Tuesday, March 10, 2015

He's Not a Loner


I'm a substitute teacher and that means I get to spend time with the teachers at my younger son's school quite a bit.   One day my son came up in the conversation (because I find lunch a good time to check and see if he's up to date on his work) and one of the teachers called my son a loner in passing.  The teacher was trying to be helpful and had a suggestion for helping him find friends, but still the comment bugged me.  I let it go in the moment but the longer I thought about it the more it rankled.

First:  my son is not a loner.  If you see him with his friends he's happy and very involved in the interaction.  You can almost see him recharging from the energy of being around people who like him and enjoy the things he likes.  He brings his best friend over to our house nearly every day after school so they can spend more time together.  At home with the family he's almost never alone in his room.  He's out interacting with us, having conversations and looking for hugs.  If he has the choice, he'll chose to be around people nearly every single time.

Does he have a lot of friends at school?  No.  He doesn't.  He has three, and two of those are more in passing friendships. They don't spend a lot of time together.  His other friends are either home schooled or attend a different school.  This has been very hard for him.   Because he is a little different (he's weird and proud of it) and he's so small, he's a target for harassing behavior.  Kids want to touch his head and tease him.  Nothing that would be overtly seen as bullying, but over time it adds up and it tears him down.   He hates it.  He wants more friends and he wants the kids at school to treat him better.

Second:  When you label someone a loner you are saying that you think they are choosing to not have friends.   Loners want to be alone, right?  But that's not always the case.  Actually, a person choosing to never spend time with anyone and not wanting any friends at all is vanishingly rare.

When you say "he's a loner," you're saying: "He wants that.    No one is doing anything wrong.  I don't have to change what I'm doing. We can all just go about our business and continue ignoring this kid."  "Loner" is a way of abdicating any responsibility for the situation.

I see these kids who are alone at school.  I see the hurt in their eyes as they walk the halls without friends.  I see the way certain children latch on to the teachers, desperate for some positive interaction during the day.  I watch them try to interact with their classmates and be rebuffed.  Do those kids sound like loners to you?  Just because a child doesn't have friends at school, it doesn't mean they are choosing for things to be like that.   Most kids want to have friends.  We are wired as human beings to be social creatures.  When our society blocks a person from that social interaction, it's harmful to them.   The pain can be long lasting and affect their relationships long into the future.

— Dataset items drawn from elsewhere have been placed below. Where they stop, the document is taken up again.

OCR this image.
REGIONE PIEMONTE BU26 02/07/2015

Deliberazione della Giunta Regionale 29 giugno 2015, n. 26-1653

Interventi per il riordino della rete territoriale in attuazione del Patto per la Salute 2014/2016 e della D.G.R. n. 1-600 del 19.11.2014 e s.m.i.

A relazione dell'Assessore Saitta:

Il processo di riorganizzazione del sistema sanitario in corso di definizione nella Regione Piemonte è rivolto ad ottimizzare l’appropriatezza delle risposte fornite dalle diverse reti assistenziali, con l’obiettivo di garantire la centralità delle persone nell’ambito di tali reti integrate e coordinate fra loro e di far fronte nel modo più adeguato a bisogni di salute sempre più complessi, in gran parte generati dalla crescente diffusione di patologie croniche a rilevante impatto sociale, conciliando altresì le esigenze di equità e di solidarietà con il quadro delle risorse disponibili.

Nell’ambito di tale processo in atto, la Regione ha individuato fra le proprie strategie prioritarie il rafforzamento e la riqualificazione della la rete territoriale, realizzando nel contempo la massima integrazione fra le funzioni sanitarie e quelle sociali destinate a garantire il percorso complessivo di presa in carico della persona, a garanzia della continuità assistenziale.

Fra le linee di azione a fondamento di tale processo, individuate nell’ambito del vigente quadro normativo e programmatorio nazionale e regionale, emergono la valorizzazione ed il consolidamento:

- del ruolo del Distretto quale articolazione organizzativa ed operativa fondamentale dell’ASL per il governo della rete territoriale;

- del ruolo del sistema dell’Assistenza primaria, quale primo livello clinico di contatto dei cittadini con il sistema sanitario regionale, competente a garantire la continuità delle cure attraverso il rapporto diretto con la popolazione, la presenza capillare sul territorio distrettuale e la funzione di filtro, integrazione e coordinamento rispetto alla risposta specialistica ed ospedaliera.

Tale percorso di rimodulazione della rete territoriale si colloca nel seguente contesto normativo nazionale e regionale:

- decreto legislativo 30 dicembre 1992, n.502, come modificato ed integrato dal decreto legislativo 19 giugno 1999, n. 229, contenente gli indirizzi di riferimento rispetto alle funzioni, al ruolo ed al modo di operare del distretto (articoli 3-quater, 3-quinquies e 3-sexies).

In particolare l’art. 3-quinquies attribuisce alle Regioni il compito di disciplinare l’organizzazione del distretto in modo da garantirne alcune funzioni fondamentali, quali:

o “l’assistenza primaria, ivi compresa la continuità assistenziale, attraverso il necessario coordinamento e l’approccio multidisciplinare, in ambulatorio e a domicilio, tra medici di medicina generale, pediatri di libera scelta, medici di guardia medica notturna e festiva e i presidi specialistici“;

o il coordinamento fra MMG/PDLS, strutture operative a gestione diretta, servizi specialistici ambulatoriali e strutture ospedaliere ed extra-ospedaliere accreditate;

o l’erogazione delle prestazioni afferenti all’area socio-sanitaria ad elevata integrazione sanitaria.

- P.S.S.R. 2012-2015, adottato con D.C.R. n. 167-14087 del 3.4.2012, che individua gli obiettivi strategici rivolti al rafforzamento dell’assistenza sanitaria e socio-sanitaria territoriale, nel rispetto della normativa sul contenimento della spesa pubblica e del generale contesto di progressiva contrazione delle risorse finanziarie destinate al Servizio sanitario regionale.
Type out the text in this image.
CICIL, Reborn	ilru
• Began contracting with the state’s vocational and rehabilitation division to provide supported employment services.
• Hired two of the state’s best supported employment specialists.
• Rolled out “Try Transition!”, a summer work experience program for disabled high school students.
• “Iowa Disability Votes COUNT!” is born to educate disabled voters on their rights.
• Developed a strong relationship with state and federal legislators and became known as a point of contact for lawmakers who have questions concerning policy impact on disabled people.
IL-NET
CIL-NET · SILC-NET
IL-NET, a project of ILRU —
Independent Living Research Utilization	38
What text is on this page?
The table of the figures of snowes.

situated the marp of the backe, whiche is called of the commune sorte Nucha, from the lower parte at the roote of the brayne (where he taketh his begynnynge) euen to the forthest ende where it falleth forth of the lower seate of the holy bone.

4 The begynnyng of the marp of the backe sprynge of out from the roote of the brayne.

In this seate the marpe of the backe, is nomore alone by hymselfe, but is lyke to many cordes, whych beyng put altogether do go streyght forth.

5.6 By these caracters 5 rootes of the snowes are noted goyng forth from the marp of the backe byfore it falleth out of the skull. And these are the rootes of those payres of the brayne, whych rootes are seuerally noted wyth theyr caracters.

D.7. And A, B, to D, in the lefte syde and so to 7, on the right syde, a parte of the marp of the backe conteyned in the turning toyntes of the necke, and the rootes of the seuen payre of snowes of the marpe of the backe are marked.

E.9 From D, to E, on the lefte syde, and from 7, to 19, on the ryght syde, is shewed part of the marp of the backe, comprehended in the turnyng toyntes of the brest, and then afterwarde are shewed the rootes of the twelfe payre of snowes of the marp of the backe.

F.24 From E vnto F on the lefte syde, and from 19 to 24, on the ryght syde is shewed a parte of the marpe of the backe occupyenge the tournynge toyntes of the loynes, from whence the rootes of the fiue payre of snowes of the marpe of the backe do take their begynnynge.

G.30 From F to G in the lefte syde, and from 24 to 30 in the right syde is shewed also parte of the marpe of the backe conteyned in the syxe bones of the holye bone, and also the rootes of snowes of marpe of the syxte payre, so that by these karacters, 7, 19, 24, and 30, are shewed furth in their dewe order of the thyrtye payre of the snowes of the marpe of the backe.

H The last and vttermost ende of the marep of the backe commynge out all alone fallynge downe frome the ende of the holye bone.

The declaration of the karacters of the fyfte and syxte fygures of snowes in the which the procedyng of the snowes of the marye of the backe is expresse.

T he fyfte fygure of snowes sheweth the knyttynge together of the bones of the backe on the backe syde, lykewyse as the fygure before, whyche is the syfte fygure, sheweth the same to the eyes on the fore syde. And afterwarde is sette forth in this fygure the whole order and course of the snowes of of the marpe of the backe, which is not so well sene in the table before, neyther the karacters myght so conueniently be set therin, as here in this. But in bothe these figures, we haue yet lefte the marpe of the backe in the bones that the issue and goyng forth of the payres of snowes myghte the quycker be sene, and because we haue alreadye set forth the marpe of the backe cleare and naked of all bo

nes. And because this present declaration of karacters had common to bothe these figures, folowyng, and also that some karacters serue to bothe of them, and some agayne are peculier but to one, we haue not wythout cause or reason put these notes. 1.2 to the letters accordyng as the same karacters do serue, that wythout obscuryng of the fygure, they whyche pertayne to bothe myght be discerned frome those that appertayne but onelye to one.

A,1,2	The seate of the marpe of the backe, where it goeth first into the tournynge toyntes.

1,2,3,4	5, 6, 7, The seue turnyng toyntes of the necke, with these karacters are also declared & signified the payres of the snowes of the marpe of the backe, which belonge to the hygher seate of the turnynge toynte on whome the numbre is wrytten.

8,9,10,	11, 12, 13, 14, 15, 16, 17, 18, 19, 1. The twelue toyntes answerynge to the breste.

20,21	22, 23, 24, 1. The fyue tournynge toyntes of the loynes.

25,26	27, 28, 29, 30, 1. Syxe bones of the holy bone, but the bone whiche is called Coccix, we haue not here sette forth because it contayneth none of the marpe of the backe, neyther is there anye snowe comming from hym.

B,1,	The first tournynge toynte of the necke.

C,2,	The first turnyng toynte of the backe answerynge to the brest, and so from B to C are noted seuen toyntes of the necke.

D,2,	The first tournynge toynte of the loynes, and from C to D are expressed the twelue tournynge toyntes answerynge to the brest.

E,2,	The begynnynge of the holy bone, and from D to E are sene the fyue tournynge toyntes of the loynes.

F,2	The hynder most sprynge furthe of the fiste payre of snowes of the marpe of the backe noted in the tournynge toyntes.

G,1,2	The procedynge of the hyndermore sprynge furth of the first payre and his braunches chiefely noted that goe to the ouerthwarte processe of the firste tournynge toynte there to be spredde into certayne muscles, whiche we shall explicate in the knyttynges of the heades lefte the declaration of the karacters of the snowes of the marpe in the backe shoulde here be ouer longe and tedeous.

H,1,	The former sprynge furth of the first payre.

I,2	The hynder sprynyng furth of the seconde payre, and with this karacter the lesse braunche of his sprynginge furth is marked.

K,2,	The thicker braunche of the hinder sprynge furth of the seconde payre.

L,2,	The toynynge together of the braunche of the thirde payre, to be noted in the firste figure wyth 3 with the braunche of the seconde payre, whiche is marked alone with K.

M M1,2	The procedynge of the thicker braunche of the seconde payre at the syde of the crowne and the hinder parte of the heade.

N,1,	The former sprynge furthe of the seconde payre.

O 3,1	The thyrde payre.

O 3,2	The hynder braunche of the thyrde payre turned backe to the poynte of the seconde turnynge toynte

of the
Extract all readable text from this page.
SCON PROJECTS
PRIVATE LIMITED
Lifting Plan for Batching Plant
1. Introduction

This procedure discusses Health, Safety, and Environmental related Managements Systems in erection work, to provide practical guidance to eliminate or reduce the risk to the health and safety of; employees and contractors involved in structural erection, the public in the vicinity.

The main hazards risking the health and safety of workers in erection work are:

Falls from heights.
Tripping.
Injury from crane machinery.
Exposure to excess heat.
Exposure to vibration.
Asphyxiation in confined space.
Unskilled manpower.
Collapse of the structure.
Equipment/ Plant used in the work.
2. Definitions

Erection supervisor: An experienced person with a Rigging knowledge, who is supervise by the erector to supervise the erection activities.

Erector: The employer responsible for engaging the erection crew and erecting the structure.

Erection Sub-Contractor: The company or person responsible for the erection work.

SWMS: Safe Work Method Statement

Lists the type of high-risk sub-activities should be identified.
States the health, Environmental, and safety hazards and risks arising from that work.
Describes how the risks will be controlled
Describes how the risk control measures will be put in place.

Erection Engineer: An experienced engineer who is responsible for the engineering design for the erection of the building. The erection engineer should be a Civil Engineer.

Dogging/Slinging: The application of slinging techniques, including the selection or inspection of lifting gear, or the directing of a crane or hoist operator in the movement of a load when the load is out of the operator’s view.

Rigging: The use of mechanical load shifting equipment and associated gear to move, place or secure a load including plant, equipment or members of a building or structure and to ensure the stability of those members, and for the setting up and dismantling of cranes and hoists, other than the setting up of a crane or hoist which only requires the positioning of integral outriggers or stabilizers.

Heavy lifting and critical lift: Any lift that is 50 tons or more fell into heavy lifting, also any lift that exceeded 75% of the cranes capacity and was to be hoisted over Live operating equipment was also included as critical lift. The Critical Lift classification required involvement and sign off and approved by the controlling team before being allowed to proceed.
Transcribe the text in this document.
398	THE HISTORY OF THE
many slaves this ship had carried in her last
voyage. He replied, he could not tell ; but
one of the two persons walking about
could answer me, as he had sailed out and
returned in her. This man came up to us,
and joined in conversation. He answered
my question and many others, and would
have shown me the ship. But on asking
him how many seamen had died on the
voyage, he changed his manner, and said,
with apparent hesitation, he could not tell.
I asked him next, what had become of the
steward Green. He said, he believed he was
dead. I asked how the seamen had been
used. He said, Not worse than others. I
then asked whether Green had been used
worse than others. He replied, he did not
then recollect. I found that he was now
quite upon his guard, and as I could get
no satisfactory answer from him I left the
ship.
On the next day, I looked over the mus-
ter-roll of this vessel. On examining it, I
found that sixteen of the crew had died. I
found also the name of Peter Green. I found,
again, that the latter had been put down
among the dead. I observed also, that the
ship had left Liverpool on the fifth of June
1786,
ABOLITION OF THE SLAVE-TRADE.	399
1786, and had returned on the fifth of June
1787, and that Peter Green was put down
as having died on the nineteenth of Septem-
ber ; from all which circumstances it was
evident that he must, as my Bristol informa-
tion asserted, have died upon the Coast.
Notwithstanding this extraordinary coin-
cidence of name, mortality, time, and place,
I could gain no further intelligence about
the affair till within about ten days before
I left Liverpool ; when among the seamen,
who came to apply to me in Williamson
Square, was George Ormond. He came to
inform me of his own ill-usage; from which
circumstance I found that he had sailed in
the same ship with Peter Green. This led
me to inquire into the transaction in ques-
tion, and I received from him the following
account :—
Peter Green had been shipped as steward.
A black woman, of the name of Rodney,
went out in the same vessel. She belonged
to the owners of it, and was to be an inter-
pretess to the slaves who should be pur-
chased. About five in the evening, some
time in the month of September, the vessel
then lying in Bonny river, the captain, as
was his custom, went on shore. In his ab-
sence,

Third:  When you call my son a loner you call up all the denotations our society has for that word.   Loner is what we call the guy who hurts other people.  The one who just snaps and makes the evening news with tragedy and pain.  You make other people think of those kinds of loners and associate them with my son.  Then my son suddenly isn't just a boy who sits alone in class, he's the boy with the potential to cause harm.  They might not say it or think it overtly, but you can't live in America and not have that association with the word loner.   Calling a child loner can make other people treat them differently, as if that child has the potential to cause harm just because the other kids don't want to be friends with the "loner" child.  Kind of messed up, isn't it?

Stop.  Stop calling kids loners.   How about instead we notice who is alone and find a way to help them be part of the group?   Instead of labeling, can we try to heal?  Please, for the sake of my son and the sake of all the children who play alone.

They aren't loners.  They are people who need friends.  Be their friend.